Castration des porcelets : une pratique appelée à disparaître ?

Pour lutter contre le risque d’odeur de verrat qui rendrait la viande de porc immangeable, la castration des porcelets est inhérente depuis longtemps à la production de viande porcine. Grâce à la castration, on supprime la production d’hormones lorsque le porc arrive à maturité sexuelle et donc on s’assure que la viande sera propre à la consommation.

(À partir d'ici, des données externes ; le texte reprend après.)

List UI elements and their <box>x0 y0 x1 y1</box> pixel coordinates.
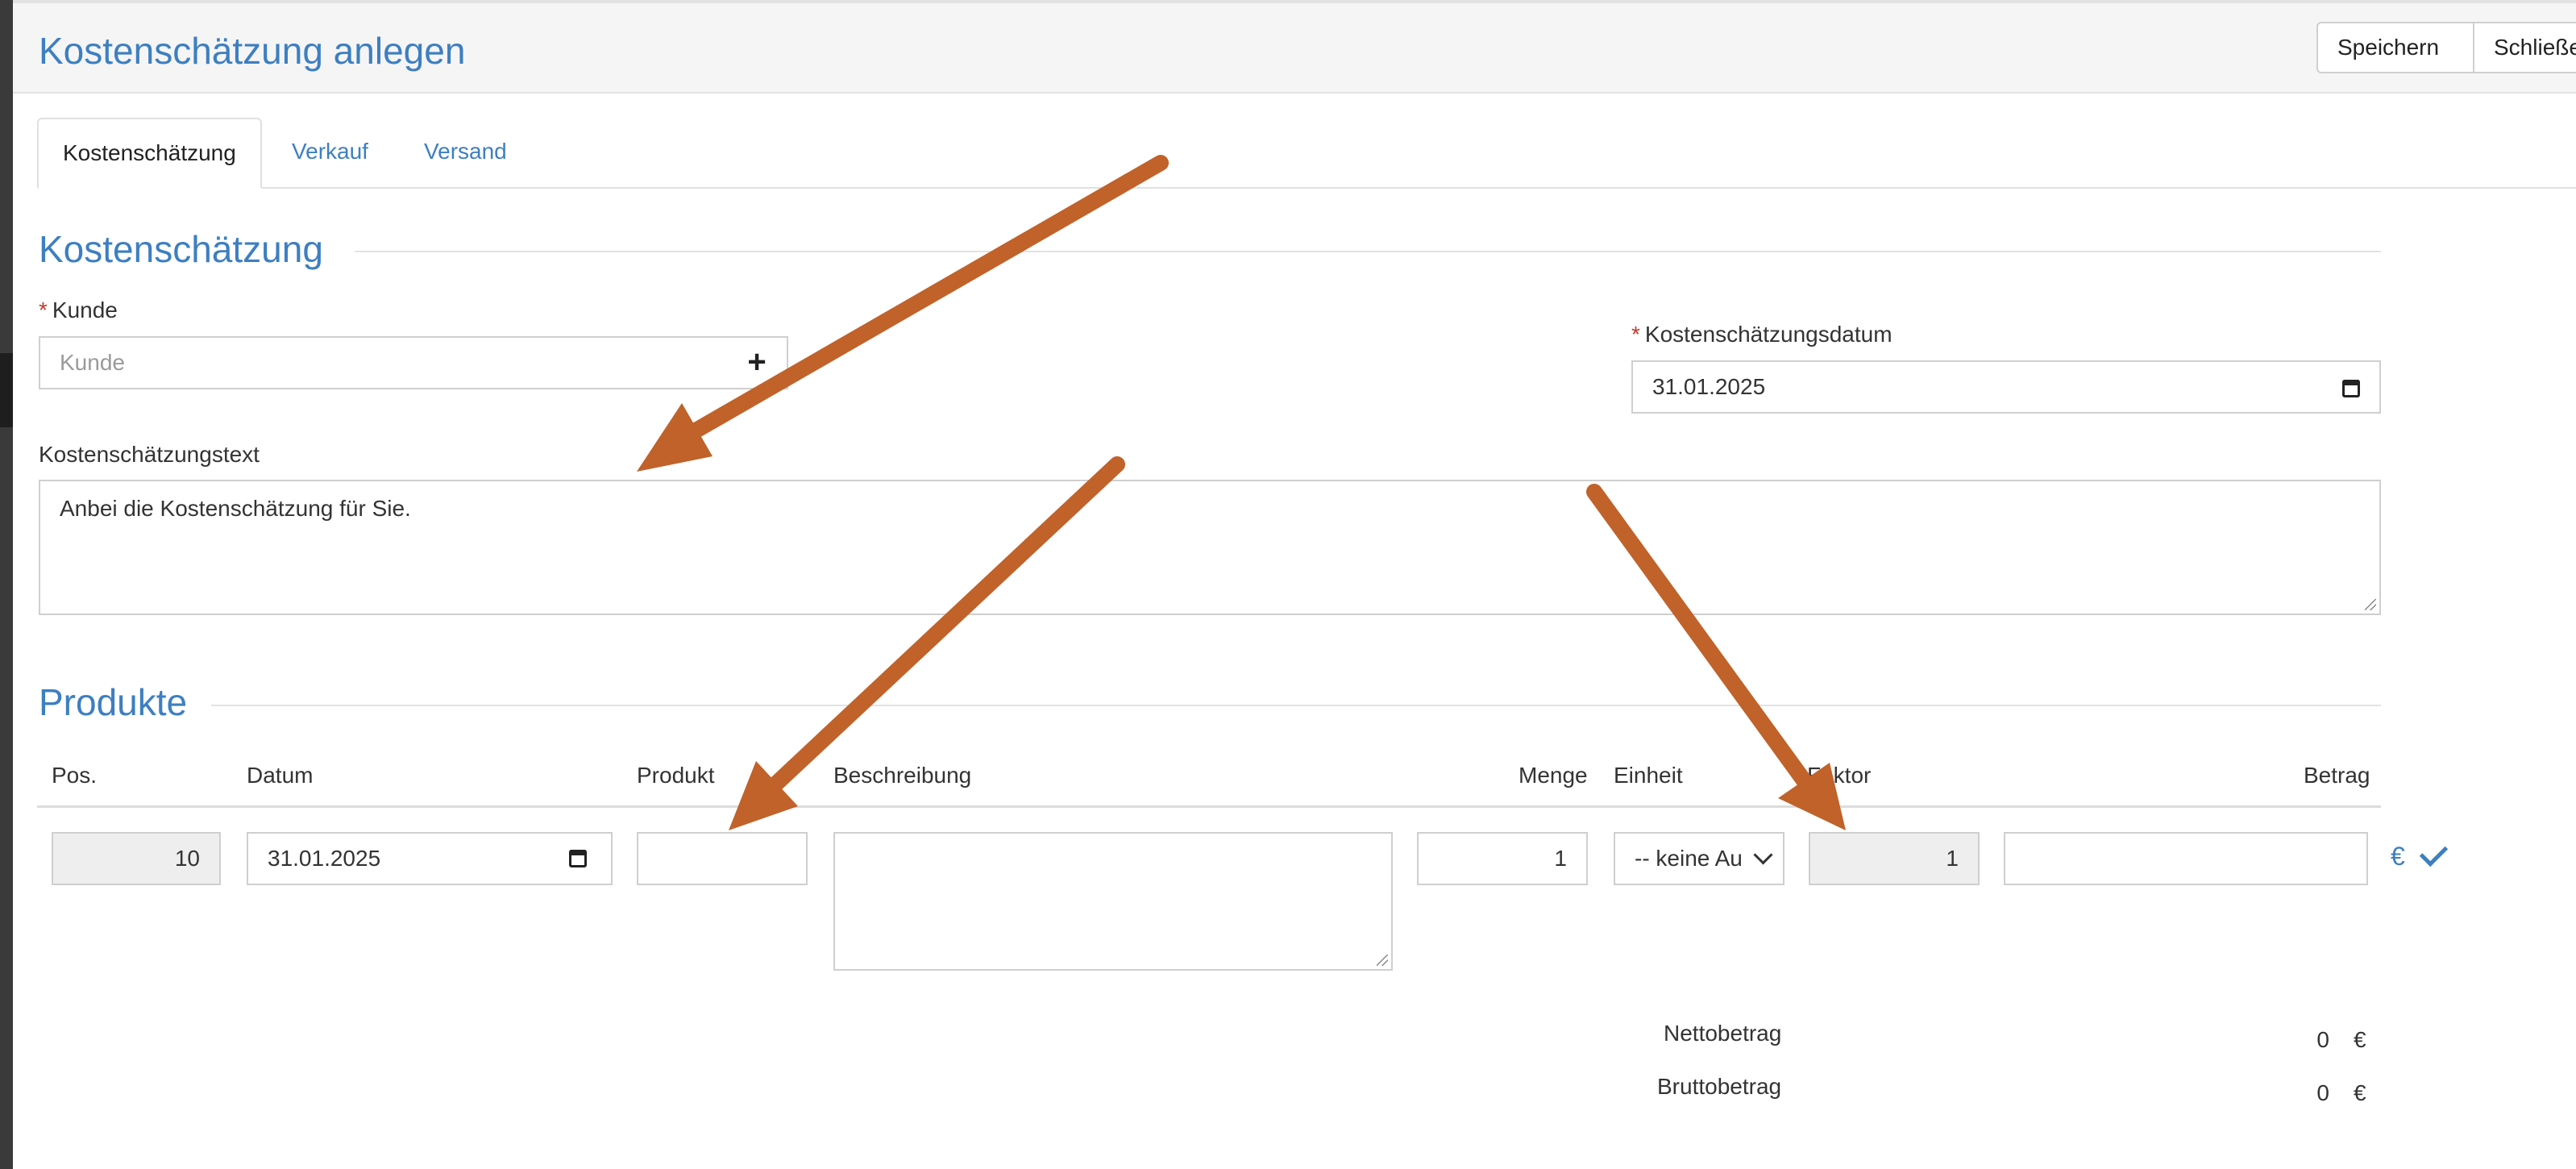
row-date-value: 31.01.2025 <box>268 846 381 871</box>
column-header-menge: Menge <box>1519 763 1588 788</box>
save-button[interactable]: Speichern <box>2316 22 2474 73</box>
gross-amount-value: 0 <box>2316 1080 2329 1105</box>
description-textarea[interactable] <box>833 832 1393 971</box>
tab-bar: Kostenschätzung Verkauf Versand <box>37 118 2576 189</box>
customer-label-text: Kunde <box>52 297 118 322</box>
annotation-arrow-shaft <box>689 155 1169 438</box>
column-header-produkt: Produkt <box>637 763 715 788</box>
add-customer-button[interactable]: + <box>727 336 788 389</box>
tab-versand[interactable]: Versand <box>424 118 507 187</box>
resize-handle[interactable] <box>1377 955 1388 966</box>
row-date-input[interactable]: 31.01.2025 <box>247 832 613 885</box>
customer-label: * Kunde <box>39 297 118 323</box>
tab-verkauf[interactable]: Verkauf <box>292 118 368 187</box>
table-header-divider <box>37 805 2381 808</box>
calendar-icon[interactable] <box>2342 380 2360 397</box>
close-button[interactable]: Schließen <box>2473 22 2576 73</box>
required-marker: * <box>39 297 48 322</box>
column-header-pos: Pos. <box>52 763 98 788</box>
product-input[interactable] <box>637 832 808 885</box>
section-title-products: Produkte <box>39 681 188 723</box>
estimate-text-label: Kostenschätzungstext <box>39 442 260 467</box>
left-sidebar-edge <box>0 0 13 1169</box>
column-header-einheit: Einheit <box>1614 763 1683 788</box>
annotation-arrow-head <box>637 403 713 472</box>
factor-input: 1 <box>1809 832 1980 885</box>
estimate-date-input[interactable]: 31.01.2025 <box>1631 360 2381 414</box>
estimate-text-value: Anbei die Kostenschätzung für Sie. <box>60 496 411 521</box>
estimate-text-area[interactable]: Anbei die Kostenschätzung für Sie. <box>39 480 2381 615</box>
customer-input[interactable]: Kunde <box>39 336 729 389</box>
amount-input[interactable] <box>2004 832 2368 885</box>
page-title: Kostenschätzung anlegen <box>39 30 466 72</box>
required-marker: * <box>1631 322 1640 347</box>
section-divider <box>211 705 2381 706</box>
section-divider <box>355 251 2381 252</box>
column-header-betrag: Betrag <box>2304 763 2370 788</box>
column-header-beschreibung: Beschreibung <box>833 763 972 788</box>
tab-kostenschaetzung[interactable]: Kostenschätzung <box>37 118 262 189</box>
unit-select[interactable]: -- keine Au <box>1614 832 1785 885</box>
estimate-date-label-text: Kostenschätzungsdatum <box>1644 322 1893 347</box>
net-amount-currency: € <box>2354 1027 2366 1052</box>
sidebar-handle <box>0 353 13 427</box>
annotation-arrow-head <box>729 761 798 830</box>
column-header-datum: Datum <box>247 763 314 788</box>
page-header: Kostenschätzung anlegen Speichern Schlie… <box>13 3 2576 94</box>
quantity-input[interactable]: 1 <box>1417 832 1588 885</box>
section-title-estimate: Kostenschätzung <box>39 228 323 270</box>
gross-amount-currency: € <box>2354 1080 2366 1105</box>
calendar-icon[interactable] <box>569 850 587 867</box>
chevron-down-icon <box>1753 845 1773 865</box>
net-amount-label: Nettobetrag <box>1664 1021 1782 1046</box>
net-amount-value: 0 <box>2316 1027 2329 1052</box>
resize-handle[interactable] <box>2365 599 2376 610</box>
column-header-faktor: Faktor <box>1807 763 1872 788</box>
checkmark-icon[interactable] <box>2419 838 2449 867</box>
gross-amount-label: Bruttobetrag <box>1657 1074 1782 1099</box>
currency-euro-icon[interactable]: € <box>2391 842 2405 872</box>
unit-select-value: -- keine Au <box>1635 846 1743 871</box>
position-input: 10 <box>52 832 221 885</box>
estimate-date-value: 31.01.2025 <box>1652 374 1766 399</box>
estimate-date-label: * Kostenschätzungsdatum <box>1631 322 1893 347</box>
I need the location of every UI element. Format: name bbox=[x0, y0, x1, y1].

Mais historiquement cette castration se pratique à vif et elle a toujours suscité polémique et indignation, notamment dans le chef de l'association de défense du bien-être animal GAIA. Depuis quelques années, donc les enseignes de la grande distribution mettent en œuvre des alternatives pour éviter cette castration chirurgicale. Et actuellement, la plupart du temps quand on pratique encore la castration, elle se fait sous anesthésie.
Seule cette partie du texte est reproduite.